Chaque année, un dîner de vignerons est pour moi comme une récompense. C’est le dixième dîner que j’organise sous le titre : "dîner des amis de Bipin Desai". Les lecteurs du bulletin et du blog savent que j’entretiens des relations très amicales avec ce grand collectionneur américain d’origine indienne, professeur de physique nucléaire à Berkeley, organisateur de dîners exceptionnels autour de vins rares. Il vient à Paris deux ou trois fois par an, et ce dîner de vignerons à Paris est en son honneur. Chacun apporte un vin et Bipin nous invite à dîner.
J’arrive au restaurant Laurent pour l’ouverture des vins. Plusieurs vins ont été rebouchés aux domaines. Très curieusement le bouchon de l’Yquem 1949 rebouché en 1998 glisse vers le bas lorsque je pique le tirebouchon. Je le monte en tournant, puisqu’il est accroché à mon limonadier mais la dernière lunule se brise. Elle a failli tomber dans le liquide. J’ai réussi à la piquer pour la faire sortir. Ce vin, offert par Pierre Lurton qui ne peut pas venir mais tenait à marquer son amitié par ce flacon, a une odeur extraordinaire de pâte de fruit de citron vert et d’orange.

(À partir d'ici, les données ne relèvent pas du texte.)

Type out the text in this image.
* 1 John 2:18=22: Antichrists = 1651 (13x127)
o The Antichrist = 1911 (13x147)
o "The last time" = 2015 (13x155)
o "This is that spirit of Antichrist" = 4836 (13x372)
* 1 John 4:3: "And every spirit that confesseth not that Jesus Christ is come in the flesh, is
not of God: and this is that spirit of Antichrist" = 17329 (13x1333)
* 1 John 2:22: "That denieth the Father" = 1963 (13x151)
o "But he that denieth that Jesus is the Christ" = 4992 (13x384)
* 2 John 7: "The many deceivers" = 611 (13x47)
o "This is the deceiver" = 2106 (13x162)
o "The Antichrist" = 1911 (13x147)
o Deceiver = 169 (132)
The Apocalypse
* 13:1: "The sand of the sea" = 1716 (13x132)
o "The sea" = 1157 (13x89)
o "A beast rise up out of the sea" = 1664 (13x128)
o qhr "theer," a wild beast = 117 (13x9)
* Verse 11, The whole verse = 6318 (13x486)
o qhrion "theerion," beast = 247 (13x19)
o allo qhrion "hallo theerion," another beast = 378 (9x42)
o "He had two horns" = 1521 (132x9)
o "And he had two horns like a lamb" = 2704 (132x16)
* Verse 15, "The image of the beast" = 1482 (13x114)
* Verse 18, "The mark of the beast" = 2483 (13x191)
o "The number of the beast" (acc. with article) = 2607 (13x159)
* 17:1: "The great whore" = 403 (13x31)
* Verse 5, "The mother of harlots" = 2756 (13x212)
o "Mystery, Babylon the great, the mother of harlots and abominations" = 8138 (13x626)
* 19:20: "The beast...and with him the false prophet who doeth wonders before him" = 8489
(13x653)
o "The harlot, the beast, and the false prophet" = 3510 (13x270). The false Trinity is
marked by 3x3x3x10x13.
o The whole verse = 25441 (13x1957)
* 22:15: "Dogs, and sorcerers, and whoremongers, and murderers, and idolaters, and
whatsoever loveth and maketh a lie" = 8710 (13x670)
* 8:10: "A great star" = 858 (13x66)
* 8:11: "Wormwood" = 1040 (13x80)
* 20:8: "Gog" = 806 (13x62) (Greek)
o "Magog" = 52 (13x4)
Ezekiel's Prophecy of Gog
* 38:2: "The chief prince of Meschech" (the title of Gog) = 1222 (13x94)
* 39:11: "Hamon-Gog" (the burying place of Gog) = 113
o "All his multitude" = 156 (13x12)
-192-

J’avais dit à Louis-Michel Liger-Belair que la couleur de son vin, une Romanée 1966, me donnait des craintes, mais le vin rebouché en 1999 a un parfum invraisemblable de charme romantique. Le Haut-Brion 1950 au niveau un peu bas a un nez puissant et solide. A chacun de ces dîners, j’aime ajouter un vin étonnant. Ce soir c’est un Beaujolais Tête 1923, Tête étant le nom du vigneron, au nez d’une richesse opulente qui me ravit; le fidèle barman du Laurent qui le sent en ignorant l’étiquette n’en revient pas qu’il puisse s’agir d’un beaujolais. Le vin qui est mon apport officiel est Guiraud 1904. Le niveau est dans le goulot alors que le bouchon est d’origine. Le haut du bouchon est étriqué alors que le bas ne l’est pas. Son parfum n’a rien à envier à celui de l’Yquem. Tous les vins ont des odeurs rassurantes. Cela promet une belle soirée.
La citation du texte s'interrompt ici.